Description of turbulent flows is still a challenging problem in the engineering sciences and classical physics. The large spatiotemporal fluctuations and the couplings between structures on different length and time scales limit the velocity profiles provided by the fully nonlinear simulations already existent and open new directions in the turbulence modelling. Only few simple ideal cases have exact analytical solutions, for example, the velocity correlations in homogeneous isotropic turbulence resulting from von Kármán-Howarth equation or the energy dissipation at upper boundaries for simple flow geometries. The interactions between structures at many scales dominate especially in the vicinity of the solid walls. Based on the Ludwig Prandtl boundary layer theory, refined by symmetry considerations, important statements about mean velocity profiles have been already obtained. However, there are a lot of important problems which remain still unsolved. Thus, for the calculation of the heat flux in thermal convection in the large barrel from Ilmenau, the predictions on profiles and scaling laws show uncertainties of some order of magnitudes.

In our DFG-Research Unit, in the frame of the boundary-layer dynamics will be examined the global scaling properties of turbulent transport as well as the local dynamic processes in the vicinity of the solid walls. We expect a significant progress given by a comparative analysis of the three fundamental flows that have been mostly separately studied: thermal convection in a cell heated from below (Rayleigh-Bénard, RB), shear turbulence between two concentric rotating cylinders (Taylor-Couette, TC), and pressure-driven turbulence in a pipe flow (RS).

For the global properties, will be investigated the transport of the momentum and the heat flux, for different geometries and system parameters. In the case of RB convection, such a global analysis has identified the Rayleigh and Prandtl numbers as leading parameters for different physical processes. The transfer of these considerations to TC-flow seems to be promising, because by varying the rotation rates of the inner and outer cylinders, the dynamics in the boundary layers and their contribution to the global transport properties can be noticeably changed.
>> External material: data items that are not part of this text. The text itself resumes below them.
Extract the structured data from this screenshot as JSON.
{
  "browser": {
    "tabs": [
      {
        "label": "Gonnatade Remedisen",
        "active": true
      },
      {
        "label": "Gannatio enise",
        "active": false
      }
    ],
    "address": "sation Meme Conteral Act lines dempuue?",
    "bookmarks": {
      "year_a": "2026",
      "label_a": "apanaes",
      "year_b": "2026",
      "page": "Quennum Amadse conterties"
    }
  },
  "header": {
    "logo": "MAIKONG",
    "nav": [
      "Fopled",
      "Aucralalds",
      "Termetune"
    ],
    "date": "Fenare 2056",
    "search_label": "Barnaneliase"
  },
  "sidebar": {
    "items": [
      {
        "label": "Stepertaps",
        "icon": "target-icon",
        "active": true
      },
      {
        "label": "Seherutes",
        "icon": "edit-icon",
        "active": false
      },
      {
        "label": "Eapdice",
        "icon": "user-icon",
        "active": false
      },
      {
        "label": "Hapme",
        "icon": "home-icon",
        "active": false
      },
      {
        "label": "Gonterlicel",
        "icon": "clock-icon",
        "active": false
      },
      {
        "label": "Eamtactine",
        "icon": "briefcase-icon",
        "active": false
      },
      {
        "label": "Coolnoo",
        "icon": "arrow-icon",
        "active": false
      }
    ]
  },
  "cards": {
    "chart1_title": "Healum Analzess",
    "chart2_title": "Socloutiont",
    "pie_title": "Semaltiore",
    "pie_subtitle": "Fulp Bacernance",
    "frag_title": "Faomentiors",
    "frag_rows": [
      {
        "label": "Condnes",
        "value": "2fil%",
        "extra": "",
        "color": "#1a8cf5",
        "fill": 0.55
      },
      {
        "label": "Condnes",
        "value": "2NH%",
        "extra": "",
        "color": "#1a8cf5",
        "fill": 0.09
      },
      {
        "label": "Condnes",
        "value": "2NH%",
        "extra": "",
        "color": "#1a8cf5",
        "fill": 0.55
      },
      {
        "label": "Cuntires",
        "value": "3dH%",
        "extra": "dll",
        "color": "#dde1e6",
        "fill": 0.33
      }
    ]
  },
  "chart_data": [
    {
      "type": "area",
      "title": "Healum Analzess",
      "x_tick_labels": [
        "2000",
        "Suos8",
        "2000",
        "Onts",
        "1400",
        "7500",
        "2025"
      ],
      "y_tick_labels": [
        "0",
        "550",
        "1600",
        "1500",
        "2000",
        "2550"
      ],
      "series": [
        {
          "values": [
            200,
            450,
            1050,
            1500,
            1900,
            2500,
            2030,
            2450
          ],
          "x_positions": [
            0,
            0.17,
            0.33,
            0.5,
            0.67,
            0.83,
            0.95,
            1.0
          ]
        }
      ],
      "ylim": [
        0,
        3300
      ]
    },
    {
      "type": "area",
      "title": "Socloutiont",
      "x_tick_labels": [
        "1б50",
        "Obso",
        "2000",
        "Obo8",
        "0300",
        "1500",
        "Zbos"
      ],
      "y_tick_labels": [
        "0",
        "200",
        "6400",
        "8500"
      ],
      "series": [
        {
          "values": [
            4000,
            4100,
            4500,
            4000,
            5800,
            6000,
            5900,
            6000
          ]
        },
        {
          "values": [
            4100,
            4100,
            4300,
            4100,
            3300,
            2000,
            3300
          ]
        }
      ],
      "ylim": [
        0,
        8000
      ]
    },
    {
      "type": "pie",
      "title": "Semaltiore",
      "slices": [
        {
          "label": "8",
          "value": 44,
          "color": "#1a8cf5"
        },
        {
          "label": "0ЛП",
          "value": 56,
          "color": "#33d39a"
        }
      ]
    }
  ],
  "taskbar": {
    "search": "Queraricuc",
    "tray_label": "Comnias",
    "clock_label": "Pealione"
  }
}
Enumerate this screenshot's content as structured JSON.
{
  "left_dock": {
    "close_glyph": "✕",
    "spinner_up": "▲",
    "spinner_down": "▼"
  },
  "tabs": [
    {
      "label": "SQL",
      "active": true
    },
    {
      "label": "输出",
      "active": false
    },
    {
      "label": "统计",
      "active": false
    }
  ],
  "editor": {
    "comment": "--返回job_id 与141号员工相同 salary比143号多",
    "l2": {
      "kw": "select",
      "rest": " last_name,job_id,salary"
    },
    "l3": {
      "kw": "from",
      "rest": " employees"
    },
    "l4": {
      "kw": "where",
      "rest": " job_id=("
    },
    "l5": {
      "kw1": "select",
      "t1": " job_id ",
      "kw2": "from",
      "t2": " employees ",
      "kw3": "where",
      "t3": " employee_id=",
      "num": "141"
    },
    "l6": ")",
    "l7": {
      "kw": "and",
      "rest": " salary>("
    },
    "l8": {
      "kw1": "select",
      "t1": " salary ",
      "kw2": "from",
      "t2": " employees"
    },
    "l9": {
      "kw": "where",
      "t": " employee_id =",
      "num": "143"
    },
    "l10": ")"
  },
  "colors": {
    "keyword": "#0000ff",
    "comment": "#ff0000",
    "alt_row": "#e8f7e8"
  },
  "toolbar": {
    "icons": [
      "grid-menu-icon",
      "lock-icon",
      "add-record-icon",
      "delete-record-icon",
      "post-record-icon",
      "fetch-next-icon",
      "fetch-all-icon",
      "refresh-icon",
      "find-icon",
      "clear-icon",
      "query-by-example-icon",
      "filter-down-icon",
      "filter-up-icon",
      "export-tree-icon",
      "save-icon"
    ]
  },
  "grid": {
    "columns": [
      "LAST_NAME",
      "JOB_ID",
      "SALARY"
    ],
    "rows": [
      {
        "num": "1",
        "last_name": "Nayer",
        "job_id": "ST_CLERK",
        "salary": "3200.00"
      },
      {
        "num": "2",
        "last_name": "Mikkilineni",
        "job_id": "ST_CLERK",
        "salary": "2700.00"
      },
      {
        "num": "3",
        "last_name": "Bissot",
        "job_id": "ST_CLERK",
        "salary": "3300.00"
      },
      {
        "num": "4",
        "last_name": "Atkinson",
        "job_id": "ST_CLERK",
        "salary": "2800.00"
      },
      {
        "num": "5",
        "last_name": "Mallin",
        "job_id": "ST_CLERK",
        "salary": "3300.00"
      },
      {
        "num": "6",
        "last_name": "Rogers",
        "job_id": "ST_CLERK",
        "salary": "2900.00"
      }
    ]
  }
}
For the local properties, the coherent structures and their dynamics are of main interest. For the turbulence transition in a pipe flow and also for plane Couette and Poiseuille flows, there are numerically found three-dimensional solutions of the Navier-Stokes equation in a very accurate way. These structures open the possibility of going beyond the description of statistical analysis of the kinematics and near-wall dynamics and to investigate their contribution to the global momentum and heat flux transfer.

The comparison between Rayleigh-Bénard, Taylor-Couette and pipe flows is possible through the recently identified corresponding transport and dissipation rates. We will expand the similitude found between RB and TC from the linear analysis to the turbulent area. By investigating the processes in three different systems for different Rayleigh and Reynolds numbers, we expect a rather complete coverage of the most important parameter ranges. Thus, our work will clarify the global laws of turbulent transport. In addition, this research will open new perspectives how to control the dynamics of near-wall turbulence and develop simple models for describing complex turbulent flows.